I have a data set which is highly imbalanced and I have used the SMOTE algorithm (using the R package DMwR) to balance the binary class in the data set. I have been using the R Ada package to then train an Ada Boost model on this data set to predict the binary class, with very good results.
In the same data set, I have another class variable which has multiple values (6 in total). In this case I realise that I can't use the AdaBoost algorithm as implemented in the ada package as it only deals with the binary case.
I therefore have 2 problems:
-
I'd like to use the SMOTE algorithm on second class variable but this also only works with binary classes. Is there an algorithm or package I can use in R to "rebalance" a data set based on a class with multiple values in a similar way to SMOTE?
-
I'd like to use a classifier to predict the multiple class variable. I have tried using the one-vs-all approach with AdaBoost but I cannot get this to work well (my approach is below). Boosting seems to work well with this data set. Are there any other boosting algorithms or other approaches I could use in R that handle classes with multiple values. I have tried using Random Forest but one of my nominal inputs has too many discrete values to use it.

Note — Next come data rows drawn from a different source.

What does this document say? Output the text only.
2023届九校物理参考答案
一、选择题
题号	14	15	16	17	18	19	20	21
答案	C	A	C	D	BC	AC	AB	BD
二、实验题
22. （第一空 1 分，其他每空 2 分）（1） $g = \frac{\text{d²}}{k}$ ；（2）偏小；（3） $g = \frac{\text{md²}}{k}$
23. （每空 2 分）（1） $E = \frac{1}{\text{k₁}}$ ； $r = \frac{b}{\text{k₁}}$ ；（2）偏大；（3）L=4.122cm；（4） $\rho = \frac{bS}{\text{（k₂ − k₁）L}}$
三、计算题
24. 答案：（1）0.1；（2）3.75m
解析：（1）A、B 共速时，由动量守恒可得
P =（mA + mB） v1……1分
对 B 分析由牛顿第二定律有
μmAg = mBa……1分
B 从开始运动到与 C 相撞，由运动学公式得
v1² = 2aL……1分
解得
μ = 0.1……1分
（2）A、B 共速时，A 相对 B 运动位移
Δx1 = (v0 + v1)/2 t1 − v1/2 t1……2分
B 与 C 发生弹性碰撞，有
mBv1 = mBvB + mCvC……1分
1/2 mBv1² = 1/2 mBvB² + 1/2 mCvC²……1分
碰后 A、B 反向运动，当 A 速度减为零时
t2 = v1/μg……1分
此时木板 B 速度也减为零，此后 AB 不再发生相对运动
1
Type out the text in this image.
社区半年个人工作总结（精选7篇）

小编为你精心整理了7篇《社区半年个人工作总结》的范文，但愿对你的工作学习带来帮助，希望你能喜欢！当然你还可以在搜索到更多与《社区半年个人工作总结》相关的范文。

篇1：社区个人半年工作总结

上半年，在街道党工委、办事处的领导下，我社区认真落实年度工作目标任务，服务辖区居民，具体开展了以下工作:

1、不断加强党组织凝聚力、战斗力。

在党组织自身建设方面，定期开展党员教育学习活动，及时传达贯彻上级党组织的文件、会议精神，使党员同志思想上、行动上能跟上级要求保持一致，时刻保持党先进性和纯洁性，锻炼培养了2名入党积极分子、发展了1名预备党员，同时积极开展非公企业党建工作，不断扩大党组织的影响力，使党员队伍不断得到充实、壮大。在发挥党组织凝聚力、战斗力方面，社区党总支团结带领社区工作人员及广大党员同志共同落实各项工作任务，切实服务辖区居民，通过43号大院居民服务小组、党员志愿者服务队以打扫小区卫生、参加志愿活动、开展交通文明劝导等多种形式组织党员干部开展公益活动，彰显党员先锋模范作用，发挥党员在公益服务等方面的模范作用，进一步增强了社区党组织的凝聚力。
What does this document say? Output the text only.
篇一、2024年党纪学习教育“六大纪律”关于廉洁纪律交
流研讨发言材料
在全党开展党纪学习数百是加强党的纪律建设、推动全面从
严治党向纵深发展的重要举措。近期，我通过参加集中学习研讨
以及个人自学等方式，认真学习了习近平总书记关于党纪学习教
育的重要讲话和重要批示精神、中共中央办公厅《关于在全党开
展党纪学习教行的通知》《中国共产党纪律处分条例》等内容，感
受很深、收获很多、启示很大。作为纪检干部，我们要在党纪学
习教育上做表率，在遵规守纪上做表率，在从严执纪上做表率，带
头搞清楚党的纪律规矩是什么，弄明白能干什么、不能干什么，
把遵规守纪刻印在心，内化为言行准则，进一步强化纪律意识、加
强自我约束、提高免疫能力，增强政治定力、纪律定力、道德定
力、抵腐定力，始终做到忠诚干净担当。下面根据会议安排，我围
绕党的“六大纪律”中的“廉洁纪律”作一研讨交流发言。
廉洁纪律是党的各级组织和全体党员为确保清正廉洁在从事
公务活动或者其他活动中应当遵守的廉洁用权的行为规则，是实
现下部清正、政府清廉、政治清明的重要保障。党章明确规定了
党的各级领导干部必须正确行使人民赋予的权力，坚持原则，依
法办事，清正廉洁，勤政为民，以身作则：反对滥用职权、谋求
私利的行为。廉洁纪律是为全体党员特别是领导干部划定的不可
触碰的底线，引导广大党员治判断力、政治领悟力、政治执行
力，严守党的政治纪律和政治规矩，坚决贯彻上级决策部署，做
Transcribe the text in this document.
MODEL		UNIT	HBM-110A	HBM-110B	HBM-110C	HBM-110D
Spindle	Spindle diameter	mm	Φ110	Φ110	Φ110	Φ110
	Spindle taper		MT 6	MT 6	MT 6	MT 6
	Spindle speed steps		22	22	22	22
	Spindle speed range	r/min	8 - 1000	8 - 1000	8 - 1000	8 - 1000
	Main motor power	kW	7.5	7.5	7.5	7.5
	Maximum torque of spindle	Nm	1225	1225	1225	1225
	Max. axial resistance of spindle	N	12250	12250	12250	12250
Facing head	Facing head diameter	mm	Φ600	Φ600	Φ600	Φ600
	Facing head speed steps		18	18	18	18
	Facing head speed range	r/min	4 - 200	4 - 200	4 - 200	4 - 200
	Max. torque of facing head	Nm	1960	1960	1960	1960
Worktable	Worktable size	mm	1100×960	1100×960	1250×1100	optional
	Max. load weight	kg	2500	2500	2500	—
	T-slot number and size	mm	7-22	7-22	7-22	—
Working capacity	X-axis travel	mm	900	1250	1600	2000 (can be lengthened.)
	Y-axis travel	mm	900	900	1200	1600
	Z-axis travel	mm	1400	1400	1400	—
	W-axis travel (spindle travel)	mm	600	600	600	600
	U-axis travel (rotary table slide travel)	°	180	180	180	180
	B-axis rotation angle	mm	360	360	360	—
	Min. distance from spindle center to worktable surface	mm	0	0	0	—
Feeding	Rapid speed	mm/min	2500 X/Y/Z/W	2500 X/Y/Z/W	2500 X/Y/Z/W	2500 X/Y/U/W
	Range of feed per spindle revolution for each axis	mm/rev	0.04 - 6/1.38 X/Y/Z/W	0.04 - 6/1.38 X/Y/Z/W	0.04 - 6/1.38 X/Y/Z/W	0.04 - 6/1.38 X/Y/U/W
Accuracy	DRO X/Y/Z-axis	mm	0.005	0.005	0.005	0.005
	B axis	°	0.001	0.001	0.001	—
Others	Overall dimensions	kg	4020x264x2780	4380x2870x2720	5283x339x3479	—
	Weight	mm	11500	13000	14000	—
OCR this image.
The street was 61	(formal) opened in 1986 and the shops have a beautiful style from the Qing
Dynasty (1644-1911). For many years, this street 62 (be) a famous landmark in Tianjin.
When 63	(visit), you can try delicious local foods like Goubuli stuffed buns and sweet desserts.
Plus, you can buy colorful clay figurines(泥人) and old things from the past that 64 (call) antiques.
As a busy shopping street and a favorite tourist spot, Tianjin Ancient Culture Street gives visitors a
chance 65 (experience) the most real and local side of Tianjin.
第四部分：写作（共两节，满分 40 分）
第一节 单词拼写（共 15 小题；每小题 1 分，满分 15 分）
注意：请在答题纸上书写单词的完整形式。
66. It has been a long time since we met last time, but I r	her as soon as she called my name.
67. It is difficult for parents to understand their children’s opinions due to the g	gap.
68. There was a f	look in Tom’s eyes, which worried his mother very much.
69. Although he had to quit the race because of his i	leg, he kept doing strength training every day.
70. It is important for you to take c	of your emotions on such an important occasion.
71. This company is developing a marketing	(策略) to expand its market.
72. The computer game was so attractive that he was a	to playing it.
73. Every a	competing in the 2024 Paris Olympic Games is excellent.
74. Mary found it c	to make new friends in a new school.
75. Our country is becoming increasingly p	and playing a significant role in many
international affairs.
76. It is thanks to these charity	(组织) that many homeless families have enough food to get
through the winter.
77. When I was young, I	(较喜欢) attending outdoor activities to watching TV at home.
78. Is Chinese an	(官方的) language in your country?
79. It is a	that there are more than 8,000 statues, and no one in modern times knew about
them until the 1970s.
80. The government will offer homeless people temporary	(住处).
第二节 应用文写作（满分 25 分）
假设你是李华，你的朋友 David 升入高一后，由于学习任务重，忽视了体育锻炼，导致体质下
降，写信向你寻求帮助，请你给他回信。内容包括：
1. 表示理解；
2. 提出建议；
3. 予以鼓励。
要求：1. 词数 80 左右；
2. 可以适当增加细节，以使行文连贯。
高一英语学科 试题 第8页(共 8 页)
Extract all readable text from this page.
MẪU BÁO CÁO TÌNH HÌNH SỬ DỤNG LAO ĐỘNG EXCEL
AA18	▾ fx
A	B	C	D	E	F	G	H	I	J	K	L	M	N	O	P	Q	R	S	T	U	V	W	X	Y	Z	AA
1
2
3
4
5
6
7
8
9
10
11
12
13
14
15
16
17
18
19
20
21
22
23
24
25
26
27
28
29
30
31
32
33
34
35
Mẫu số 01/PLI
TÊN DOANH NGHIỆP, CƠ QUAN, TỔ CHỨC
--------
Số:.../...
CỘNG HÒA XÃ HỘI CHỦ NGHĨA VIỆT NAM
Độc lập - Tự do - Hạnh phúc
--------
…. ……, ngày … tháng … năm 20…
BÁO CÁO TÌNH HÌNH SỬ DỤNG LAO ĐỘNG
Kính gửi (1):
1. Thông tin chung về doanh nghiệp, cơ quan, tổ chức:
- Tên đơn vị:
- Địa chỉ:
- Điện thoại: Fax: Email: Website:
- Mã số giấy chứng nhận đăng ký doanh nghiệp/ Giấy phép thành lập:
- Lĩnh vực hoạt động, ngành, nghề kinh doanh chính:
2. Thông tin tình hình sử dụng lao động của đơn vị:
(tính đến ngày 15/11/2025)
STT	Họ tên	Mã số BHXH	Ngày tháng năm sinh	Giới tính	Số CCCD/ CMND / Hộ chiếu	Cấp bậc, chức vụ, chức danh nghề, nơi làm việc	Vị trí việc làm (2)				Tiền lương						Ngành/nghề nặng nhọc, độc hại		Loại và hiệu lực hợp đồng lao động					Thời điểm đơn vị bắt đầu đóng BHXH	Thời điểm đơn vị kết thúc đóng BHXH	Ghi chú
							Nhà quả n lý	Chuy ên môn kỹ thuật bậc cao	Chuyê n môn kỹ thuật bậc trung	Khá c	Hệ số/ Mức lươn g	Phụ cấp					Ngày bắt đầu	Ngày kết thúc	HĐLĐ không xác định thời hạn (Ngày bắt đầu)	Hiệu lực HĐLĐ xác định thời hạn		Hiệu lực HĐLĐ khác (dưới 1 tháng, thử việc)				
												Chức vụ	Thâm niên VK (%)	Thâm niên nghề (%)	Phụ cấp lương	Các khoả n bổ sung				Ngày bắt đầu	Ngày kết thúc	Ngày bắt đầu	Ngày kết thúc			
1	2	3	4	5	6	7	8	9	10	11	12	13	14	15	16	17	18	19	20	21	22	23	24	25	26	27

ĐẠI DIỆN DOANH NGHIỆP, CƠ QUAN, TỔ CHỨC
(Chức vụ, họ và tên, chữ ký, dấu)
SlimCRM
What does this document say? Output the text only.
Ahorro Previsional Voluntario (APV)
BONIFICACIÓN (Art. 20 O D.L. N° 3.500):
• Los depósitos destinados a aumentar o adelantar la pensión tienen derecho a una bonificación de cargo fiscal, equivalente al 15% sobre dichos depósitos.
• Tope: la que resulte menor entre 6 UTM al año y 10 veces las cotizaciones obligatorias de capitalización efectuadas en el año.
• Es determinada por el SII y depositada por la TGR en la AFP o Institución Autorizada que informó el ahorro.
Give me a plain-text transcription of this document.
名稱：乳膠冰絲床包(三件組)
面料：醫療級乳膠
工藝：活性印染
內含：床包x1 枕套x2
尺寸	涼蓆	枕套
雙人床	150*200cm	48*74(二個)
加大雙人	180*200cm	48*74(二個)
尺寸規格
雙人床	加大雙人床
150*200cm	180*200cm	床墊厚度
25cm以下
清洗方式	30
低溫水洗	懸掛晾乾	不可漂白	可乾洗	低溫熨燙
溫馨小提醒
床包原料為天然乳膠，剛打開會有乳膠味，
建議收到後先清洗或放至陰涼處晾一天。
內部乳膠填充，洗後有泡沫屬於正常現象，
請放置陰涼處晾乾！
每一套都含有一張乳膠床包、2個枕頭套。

Approach for AdaBoost one-vs-all
- Build a vector with a binary variable for each discrete class value
- Train one AdaBoost model against each binary class vector
- Generate probability prediction for each AdaBoost model
- Select the class with the highest probability
Many thanks
Best Answer
You can use maboost package in R. It implements mutliclass boosting. Its multiclass boosting is in a sense the generalization of adaboost.MM. It directly solves the multiclass boosting without reduce it to binary classification problems and perhaps appropriate for your application.